Why are we using the specific term, 'price point' with value . Why not call it MPP, 'Most probable price' value, not necessarily the exact 'price point value'. Nowhere on the form, does it say 'price point'.
And every value law suite says, you said it was worth exactly $price point amount. Does not the word probable price give you some value wiggle room.
Is there a better wording to call our subject value, cause even i have been using it. Or am i being too picky.
It is not about the word it is about the concept, and some appraisers ( are you one? ) have the concept WRONG.
If the concept of what we are trying to do is wrong, there never will be a "right word" for it.
I fear your conpet of what we are trying to do is wrong, We are a tually " the appraisal" The apprsisa is NOT trying to give a most probable price! (a most probable price value )

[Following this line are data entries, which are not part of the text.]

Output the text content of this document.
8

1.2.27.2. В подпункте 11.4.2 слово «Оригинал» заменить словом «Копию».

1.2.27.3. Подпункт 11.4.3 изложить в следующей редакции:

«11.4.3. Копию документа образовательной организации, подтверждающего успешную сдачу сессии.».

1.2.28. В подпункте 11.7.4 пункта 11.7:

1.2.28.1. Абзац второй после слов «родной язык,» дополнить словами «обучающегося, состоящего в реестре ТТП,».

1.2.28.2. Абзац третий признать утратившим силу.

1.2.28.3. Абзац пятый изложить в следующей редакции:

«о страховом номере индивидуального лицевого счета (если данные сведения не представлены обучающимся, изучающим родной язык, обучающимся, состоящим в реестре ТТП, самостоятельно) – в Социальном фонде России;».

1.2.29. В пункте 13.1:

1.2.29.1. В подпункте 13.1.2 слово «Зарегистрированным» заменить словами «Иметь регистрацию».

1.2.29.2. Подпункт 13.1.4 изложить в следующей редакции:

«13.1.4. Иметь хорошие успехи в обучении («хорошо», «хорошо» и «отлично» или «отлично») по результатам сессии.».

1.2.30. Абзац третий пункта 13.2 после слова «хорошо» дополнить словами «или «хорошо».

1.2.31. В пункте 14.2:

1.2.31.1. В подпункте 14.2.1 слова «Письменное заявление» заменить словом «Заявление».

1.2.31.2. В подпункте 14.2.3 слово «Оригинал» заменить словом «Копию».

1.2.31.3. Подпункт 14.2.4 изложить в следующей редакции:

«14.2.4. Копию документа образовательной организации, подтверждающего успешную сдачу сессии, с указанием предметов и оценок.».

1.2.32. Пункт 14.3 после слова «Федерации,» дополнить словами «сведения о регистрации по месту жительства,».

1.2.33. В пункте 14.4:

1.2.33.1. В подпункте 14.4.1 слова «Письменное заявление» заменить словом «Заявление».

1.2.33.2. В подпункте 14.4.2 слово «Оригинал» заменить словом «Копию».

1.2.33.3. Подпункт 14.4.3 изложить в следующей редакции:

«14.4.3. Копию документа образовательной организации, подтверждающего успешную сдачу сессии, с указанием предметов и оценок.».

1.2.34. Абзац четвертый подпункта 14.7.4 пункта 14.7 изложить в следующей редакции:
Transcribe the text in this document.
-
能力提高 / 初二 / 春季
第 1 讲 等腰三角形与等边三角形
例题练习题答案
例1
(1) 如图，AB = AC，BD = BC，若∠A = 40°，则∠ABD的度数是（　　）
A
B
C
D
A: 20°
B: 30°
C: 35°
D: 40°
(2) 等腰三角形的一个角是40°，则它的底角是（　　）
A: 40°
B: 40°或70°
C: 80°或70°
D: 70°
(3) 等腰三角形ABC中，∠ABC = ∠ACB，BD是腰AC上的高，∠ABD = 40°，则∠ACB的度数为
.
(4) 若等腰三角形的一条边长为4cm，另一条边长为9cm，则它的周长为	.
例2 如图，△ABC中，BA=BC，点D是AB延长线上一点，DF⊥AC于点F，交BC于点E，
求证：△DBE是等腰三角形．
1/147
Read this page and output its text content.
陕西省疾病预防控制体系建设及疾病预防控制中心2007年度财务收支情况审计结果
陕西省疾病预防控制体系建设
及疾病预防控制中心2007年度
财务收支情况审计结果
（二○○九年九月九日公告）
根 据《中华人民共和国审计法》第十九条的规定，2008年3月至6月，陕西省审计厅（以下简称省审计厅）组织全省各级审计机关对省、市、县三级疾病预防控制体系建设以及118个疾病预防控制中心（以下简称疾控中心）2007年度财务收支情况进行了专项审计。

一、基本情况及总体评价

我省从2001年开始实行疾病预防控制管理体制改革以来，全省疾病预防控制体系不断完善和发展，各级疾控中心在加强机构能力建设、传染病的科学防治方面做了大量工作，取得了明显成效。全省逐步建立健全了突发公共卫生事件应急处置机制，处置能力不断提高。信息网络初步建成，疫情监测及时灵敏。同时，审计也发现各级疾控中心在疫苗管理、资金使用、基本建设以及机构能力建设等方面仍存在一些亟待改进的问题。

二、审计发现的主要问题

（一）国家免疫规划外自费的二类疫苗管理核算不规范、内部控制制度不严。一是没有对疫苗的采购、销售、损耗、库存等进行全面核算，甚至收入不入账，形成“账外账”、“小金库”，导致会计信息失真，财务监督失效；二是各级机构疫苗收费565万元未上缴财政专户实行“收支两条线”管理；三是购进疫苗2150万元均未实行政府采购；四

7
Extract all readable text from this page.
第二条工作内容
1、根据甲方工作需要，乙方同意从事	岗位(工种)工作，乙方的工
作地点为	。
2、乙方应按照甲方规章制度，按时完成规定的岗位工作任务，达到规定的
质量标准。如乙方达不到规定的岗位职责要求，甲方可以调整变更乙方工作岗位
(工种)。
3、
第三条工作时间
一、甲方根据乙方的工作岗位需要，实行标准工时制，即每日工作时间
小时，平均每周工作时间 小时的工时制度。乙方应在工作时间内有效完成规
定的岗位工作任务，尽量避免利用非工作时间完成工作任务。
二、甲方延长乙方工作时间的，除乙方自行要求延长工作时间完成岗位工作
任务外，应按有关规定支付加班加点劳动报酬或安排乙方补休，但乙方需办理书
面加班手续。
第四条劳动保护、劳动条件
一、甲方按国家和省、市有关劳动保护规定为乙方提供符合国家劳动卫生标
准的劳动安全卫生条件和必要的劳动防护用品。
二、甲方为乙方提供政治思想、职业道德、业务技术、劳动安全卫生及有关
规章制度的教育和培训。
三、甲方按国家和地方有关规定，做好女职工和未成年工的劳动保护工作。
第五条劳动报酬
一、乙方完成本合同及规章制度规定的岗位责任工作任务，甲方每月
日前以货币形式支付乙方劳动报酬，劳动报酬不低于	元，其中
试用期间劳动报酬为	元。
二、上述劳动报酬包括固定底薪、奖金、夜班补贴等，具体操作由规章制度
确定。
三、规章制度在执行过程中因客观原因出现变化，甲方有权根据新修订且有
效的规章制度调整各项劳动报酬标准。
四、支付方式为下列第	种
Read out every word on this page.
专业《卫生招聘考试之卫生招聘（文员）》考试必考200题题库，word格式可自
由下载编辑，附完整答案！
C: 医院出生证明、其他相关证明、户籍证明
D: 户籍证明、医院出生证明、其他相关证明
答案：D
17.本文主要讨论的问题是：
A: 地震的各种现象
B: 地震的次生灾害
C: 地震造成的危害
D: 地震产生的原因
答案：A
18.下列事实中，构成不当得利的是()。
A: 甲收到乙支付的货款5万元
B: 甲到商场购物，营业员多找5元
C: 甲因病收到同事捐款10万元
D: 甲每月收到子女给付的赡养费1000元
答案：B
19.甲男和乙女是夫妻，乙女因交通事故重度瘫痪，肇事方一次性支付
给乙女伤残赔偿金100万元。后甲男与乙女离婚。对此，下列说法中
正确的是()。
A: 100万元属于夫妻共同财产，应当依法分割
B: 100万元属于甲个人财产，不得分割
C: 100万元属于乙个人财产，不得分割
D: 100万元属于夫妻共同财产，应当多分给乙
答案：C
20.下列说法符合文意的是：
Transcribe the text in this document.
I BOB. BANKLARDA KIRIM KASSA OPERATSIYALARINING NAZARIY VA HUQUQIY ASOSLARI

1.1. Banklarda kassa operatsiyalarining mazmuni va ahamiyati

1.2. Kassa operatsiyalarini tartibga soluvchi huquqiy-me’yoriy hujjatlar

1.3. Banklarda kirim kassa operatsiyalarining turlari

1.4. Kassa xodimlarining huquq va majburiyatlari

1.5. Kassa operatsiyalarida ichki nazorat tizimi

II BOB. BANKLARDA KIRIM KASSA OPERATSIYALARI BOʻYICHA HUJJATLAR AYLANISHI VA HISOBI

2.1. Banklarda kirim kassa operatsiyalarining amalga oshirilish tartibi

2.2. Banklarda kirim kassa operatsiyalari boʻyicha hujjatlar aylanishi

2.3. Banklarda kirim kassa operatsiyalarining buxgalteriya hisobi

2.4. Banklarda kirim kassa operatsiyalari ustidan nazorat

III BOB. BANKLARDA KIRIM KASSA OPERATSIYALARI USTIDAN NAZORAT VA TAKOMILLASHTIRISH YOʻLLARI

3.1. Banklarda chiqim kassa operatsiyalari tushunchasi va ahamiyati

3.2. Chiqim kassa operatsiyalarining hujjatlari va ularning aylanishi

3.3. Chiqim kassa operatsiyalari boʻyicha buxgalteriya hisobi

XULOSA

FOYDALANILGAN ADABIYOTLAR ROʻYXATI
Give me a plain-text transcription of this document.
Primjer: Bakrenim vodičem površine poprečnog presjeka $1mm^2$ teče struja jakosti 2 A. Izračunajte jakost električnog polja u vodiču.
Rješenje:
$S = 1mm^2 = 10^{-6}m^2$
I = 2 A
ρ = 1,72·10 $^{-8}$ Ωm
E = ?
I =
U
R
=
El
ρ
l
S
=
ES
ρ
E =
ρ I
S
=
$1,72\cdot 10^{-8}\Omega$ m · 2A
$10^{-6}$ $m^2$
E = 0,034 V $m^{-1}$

What, exactly, are we asked to provide in an appraisal? AN OPINION OF MARKET VALUE. Our opinion is expressed as a X$ point value. But it is STILL an opinion of value. This relieves the appraiser of the burden of trying to guestimate a mythical exact price because that is impossible. That is why it is an opinion.
USPAP defines an appraisal as an opinion. (opinion of value )
The TYPE of value sought then must be defined, and the definition of value must be included in the appraisal. The type of value sought is usually Market value. The definition of value contains the most probable price as what we seek in the opinion - and the definition of market value goes on to list the set of terms and conditions to reach that value ( a price unaffected by concessions, a typically motivated buyer and seller , etc) We also include an exposure time
Appraisers here are dead wrong when they say nobody is that good to opine X price because they fail t oundnersand we are not opinion a price, we are opining a value opionn ( expressed as a price or numerical point of X $ ( $200,000 for example. ) The point value is stil a POINT VALUE, Nobody, repeat nobody, except some confused appraisers think a point value is supposed to be a one god like price and only one price. The client needs a point value because at a closing, or asset division, or other goal, a point value ( a finite number, $200,000 ) is needed to divide and distribute funds.
The information and the point value in an appraisal allow the client to make a decision about the property. ( sell, it , rent it, loan on it, etc)
In a perfect world, a lender client would be easily allowed to lend within a percent of our point value ( lend within 3% up or down from it for example.